Ora, a alegação de inexistência de prejuízo para a massa insolvente ou a inexistência de má-fé da contraparte no negócio objeto de resolução não constituem factos extintivos do direito de resolução, mas antes a impugnação dos factos invocados para fundamentar o exercício do direito de resolução pelo administrador da massa insolvente.

Só se pode falar de um facto extintivo de um direito quando previamente existem um ou vários factos constitutivos que originaram esse direito. 

É manifesto que a alegação da inexistência de prejudicialidade ou de má-fé não constituem factos extintivos do direito de resolução, sendo antes a negação dos factos necessários ao nascimento do direito de resolução que por via extrajudicial foi exercido pelo administrador da insolvência. 

A inexistência de prejudicialidade ou de má-fé alegadas pela impugnante, a provarem-se, não determinam a extinção de um direito potestativo, antes contendem com o nascimento desse direito, pois integram a negação dos factos constitutivos daquele direito.

Se o nascimento desse direito potestativo depende da prejudicialidade do acto e da má-fé do terceiro, a alegação da inexistência de prejudicialidade ou de má-fé não constituem qualquer facto impeditivo do nascimento do direito em apreço. É que em tal caso não se trata de defesa por exceção peremptória, mas antes e simplesmente de uma defesa por impugnação antecipada que pode ou não ser motivada [...].

Na verdade, tais alegações, ainda que envolvam a alegação de factos novos, o que sucede em regra na impugnação motivada, caso se provem, não obstam à produção ab initio dos efeitos jurídicos próprios do direito de resolução [...], antes contendem com o próprio nascimento do direito em apreço [No sentido que nos parece correcto em termos de repartição do ónus da prova, veja-se, ainda que de forma assertiva, o acórdão do Tribunal de Guimarães de 05 de Novembro de 2009, relatado pela Sra. Desembargadora Conceição Bucho, no processo nº 5583/05.6TBBCL.G1, acessível no site da DGSI].

Assim, por tudo quanto precede, sustentamos que compete ao administrador da insolvência a alegação e prova dos factos constitutivos do direito de resolução que exerceu, sem prejuízo do que decorre do princípio da aquisição processual (artigo 515º do Código de Processo Civil)."


3. [Comentário] Ainda que se admita que a acção de impugnação da resolução em benefício da massa insolvente possa ser qualificada como uma acção de apreciação negativa, não se pode aceitar que o ónus da prova caiba ao administrador de insolvência demandado naquela acção.

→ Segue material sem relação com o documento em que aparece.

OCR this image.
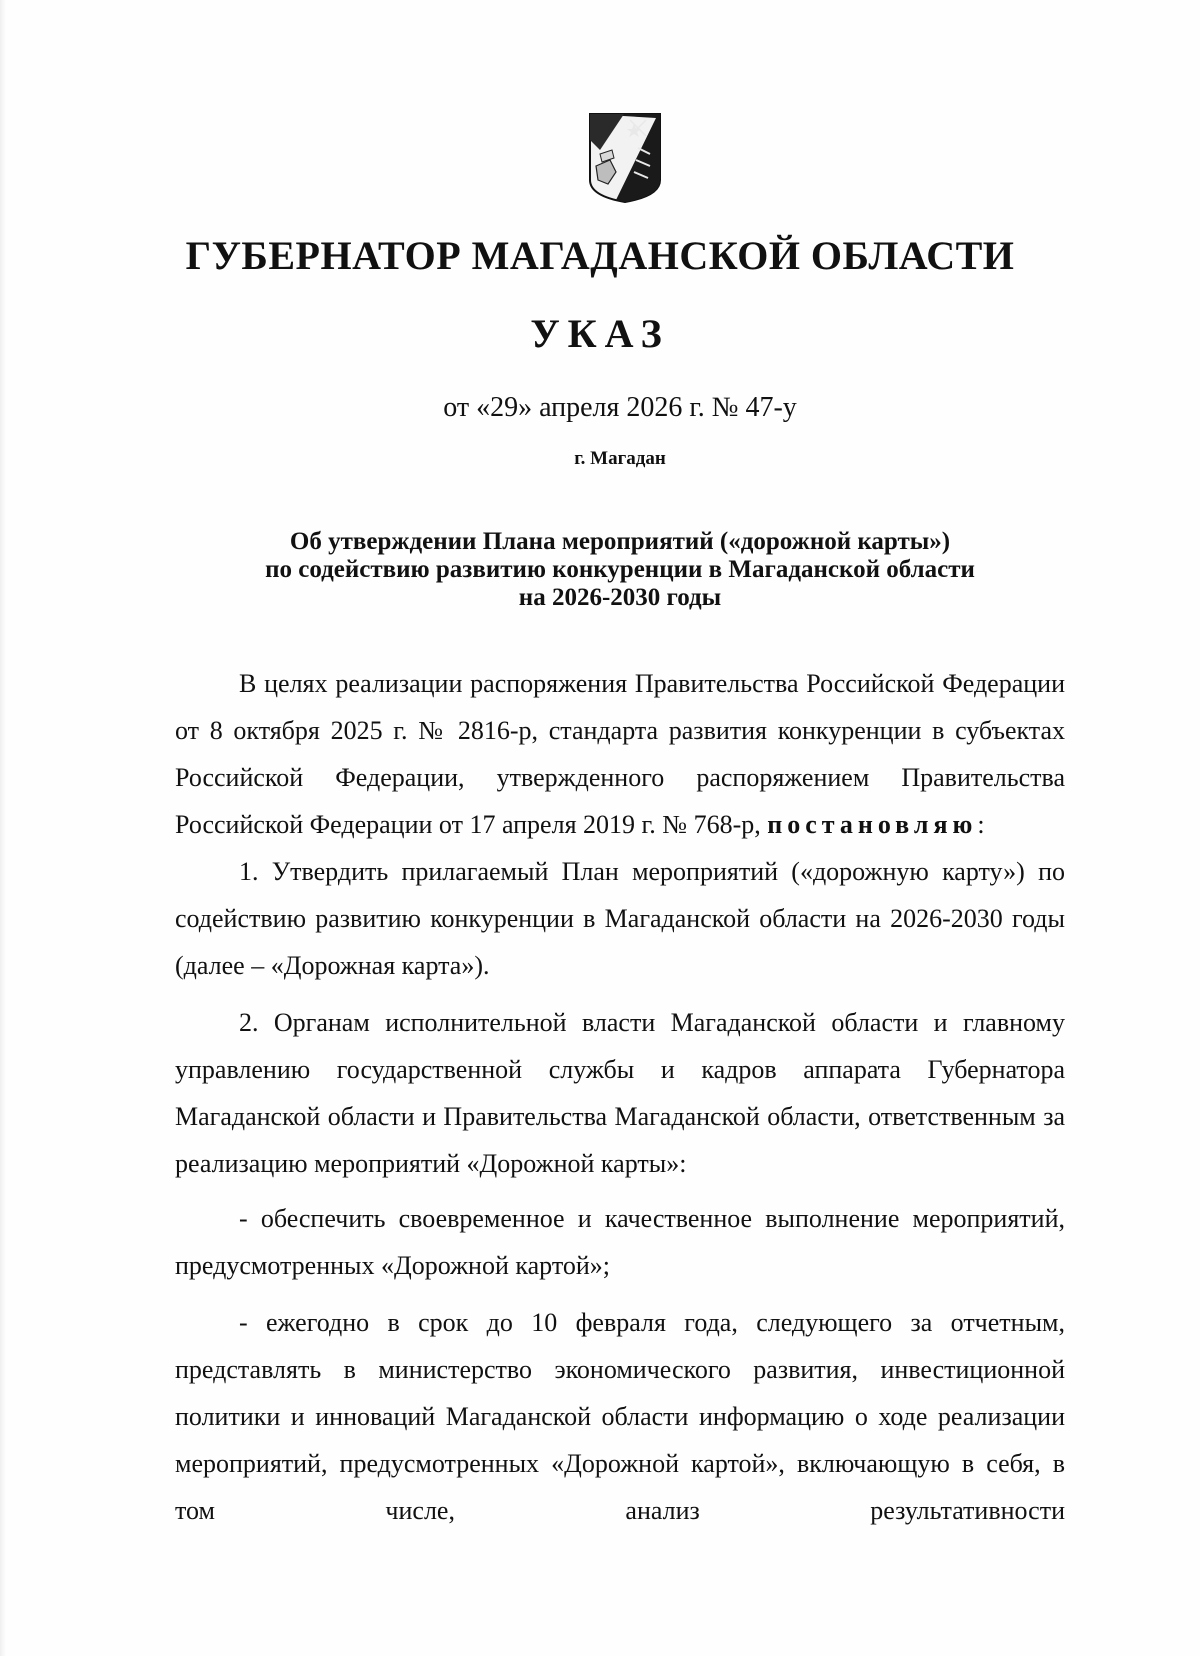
ГУБЕРНАТОР МАГАДАНСКОЙ ОБЛАСТИ
УКАЗ
от «29» апреля 2026 г. № 47-у
г. Магадан
Об утверждении Плана мероприятий («дорожной карты»)
по содействию развитию конкуренции в Магаданской области
на 2026-2030 годы

В целях реализации распоряжения Правительства Российской Федерации от 8 октября 2025 г. № 2816-р, стандарта развития конкуренции в субъектах Российской Федерации, утвержденного распоряжением Правительства Российской Федерации от 17 апреля 2019 г. № 768-р, постановляю:

1. Утвердить прилагаемый План мероприятий («дорожную карту») по содействию развитию конкуренции в Магаданской области на 2026-2030 годы (далее – «Дорожная карта»).

2. Органам исполнительной власти Магаданской области и главному управлению государственной службы и кадров аппарата Губернатора Магаданской области и Правительства Магаданской области, ответственным за реализацию мероприятий «Дорожной карты»:

- обеспечить своевременное и качественное выполнение мероприятий, предусмотренных «Дорожной картой»;

- ежегодно в срок до 10 февраля года, следующего за отчетным, представлять в министерство экономического развития, инвестиционной политики и инноваций Магаданской области информацию о ходе реализации мероприятий, предусмотренных «Дорожной картой», включающую в себя, в том числе, анализ результативности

A repartição do ónus da prova nas acções de apreciação negativa não pode replicar o regime próprio das acções de jactância medievais, nas quais competia ao demandado provar a veracidade das suas afirmações. O disposto no art. 343.º, n.º 1, CC tem de ser interpretado à luz desta realidade, devendo entender-se -- aliás, de acordo com o próprio sentido literal do preceito -- que o ónus da prova só cabe ao réu quanto aos factos constitutivos que ele alegar (mas já não quanto aos factos invocados pelo autor e que ele impugnar). 

Aliás, se, como se diz no acórdão, a acção de impugnação visa a "demonstração da inexistência ou inverificação dos pressupostos legais da resolução declarada pelo administrador da insolvência", não se percebe como é o que o ónus da prova pode competir ao administrador da insolvência, porque então o que este pode provar é a existência ou a verificação dos pressupostos legais da resolução por ele declarada. Sendo assim, é indiscutível que aquelas "inexistência ou inverificação" só podem ser provadas pelo autor impugnante.